POUTRÉ—Qu'as-tu fait, mon pauvre Félix?
FÉLIX—Mon pauvre père, c'est moi qui ai tiré le vin, c'est à moi de le boire'. Je ne consentirai jamais à ce que vous souffriez pour ce dont je suis seul coupable. Pardonnez-moi tous les chagrins que je vous cause, et laissons l'avenir entre les mains de la Providence; elle veillera sur les jours de votre enfant. (Il l'embrasse.) Adieu! (Le rideau tombe.)
Acte III
Le décor représente l'intérieur de la prison de Montréal. De nombreux prisonniers, parmi lesquels sont Cardinal et Duquette, Béchard et Toinon, assis tristement. Félix est seul assis sur le devant de la scène.
SCÈNE I
FÉLIX—Eh bien, mon pauvre Félix, que te reste-t-il de tous tes beaux rêves de gloire et de grandeur? . . . Quelle dérision que la destinée! . . . Il y a quelques semaines, je me voyais bientôt bel officier armé de pied en cap, pistolets à la ceinture, épée au côté ou bonne carabine au poing, marchant triomphant à la tête d'un régiment de patriotes victorieux. Il me semblait déjà entendre les acclamations du peuple sur mon passage: on me nommait déjà l'un des libérateurs de mon pays! . . . Et maintenant, pauvre insensé, je n'ai pour tout horizon que les murs d'un cachot où sont entassés mes compagnons d'infortune, et le temps n'est peut-être pas éloigné où je n'aurai d'autre piédestal que . . . la trappe d'une potence . . . Perdu! . . . pendu! . . . voilà un mot qui n'est pas agréable; le fait est que j'aimerais presque autant avoir toute ma vie la mine d'un Anglais, que celle quej'aurai cejour-là! . . . pendu! . . . Et puis dire que c'est aujourd'hui le tour de ce pauvre Cardinal et de ce pauvre Duquette! Pauvres garçons! oui, c'est aujourd'hui, vendredi 21 décembre! Le gouvernement a choisi ses premières victimes . . . mon tour ne peut tarder d'arriver C'était affreux, hier, de voir ce malheureux Cardinal embrasser sa femme et ses quatre enfants, et Duquette sa pauvre vieille mère . . . C'était déchirant! A peine 21 ans, être le seul soutien d'une vieille mère, et mourir . . . pendu! oh! (Il cache sa tête dans ses mains.) On ouvre! . . . Voilà le shérif . . . oui, c'est à peu près l'heure . . . O mon Dieu . . . le bourreau! . . . la sentence! . . .

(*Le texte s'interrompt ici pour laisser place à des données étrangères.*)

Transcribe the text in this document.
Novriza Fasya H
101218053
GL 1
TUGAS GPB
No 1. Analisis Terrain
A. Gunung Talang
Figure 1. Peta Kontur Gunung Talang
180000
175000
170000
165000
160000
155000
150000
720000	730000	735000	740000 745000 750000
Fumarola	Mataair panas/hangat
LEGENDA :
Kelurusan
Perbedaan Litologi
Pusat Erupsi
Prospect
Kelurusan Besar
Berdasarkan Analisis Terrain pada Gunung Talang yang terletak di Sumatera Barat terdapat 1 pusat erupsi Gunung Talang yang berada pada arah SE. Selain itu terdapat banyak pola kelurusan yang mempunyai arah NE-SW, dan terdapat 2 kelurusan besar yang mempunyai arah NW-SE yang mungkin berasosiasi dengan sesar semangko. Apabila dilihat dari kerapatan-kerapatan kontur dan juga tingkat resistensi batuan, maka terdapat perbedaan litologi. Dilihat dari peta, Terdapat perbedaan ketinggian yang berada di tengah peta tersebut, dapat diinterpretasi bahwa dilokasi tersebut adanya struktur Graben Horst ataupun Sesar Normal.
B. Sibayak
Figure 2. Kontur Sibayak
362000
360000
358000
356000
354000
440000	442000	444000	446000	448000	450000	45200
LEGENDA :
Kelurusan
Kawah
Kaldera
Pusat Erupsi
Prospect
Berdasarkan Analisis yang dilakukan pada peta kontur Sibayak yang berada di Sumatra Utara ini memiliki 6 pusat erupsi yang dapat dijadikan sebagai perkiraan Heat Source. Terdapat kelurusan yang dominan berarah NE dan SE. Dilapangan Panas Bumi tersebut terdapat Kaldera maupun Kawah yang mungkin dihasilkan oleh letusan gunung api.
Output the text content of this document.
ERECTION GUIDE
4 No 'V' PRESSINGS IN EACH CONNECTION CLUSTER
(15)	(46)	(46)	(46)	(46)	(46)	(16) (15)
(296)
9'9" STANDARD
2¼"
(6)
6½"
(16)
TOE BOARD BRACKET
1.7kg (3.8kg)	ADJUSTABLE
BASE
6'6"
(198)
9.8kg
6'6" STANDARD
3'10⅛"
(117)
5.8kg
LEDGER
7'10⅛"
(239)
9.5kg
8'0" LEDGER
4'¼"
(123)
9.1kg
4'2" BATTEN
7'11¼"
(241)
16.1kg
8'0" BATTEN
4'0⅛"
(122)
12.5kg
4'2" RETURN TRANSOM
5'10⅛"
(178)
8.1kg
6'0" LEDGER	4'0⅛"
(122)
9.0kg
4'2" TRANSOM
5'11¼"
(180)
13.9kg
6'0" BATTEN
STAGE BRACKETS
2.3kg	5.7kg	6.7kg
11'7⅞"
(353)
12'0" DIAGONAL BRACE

(Le shérif entre suivi de plusieurs soldats, du geôlier et du bourreau. Le shérif a l'épée au côté; le bourreau est enveloppé de noir et masqué.)
SCÈNE II
Les Précédents, le SHÉRIF, le GEÔLIER, le BOURREAU, SOLDATS
SHÉRIF—Joseph Narcisse Cardinal, approchez et levez la main droite. (Il lit:) «Ayant été bien et dûment convaincu du crime de haute trahison, avec intention avouée de renverser le gouvernement de notre Souveraine Dame la Reine, au Canada, vous, Joseph Narcisse Cardinal, avez été condamné par la Cour Martiale légalement établie en cette province à être conduit, vendredi, le vingt et unième jour de décembre en l'année de Notre Seigneur mil huit cent trente-huit, au lieu ordinaire des exécutions, pour là être pendu par le cou jusqu'à ce que la mort s'en suive. Que Dieu ait pitié de votre âme!»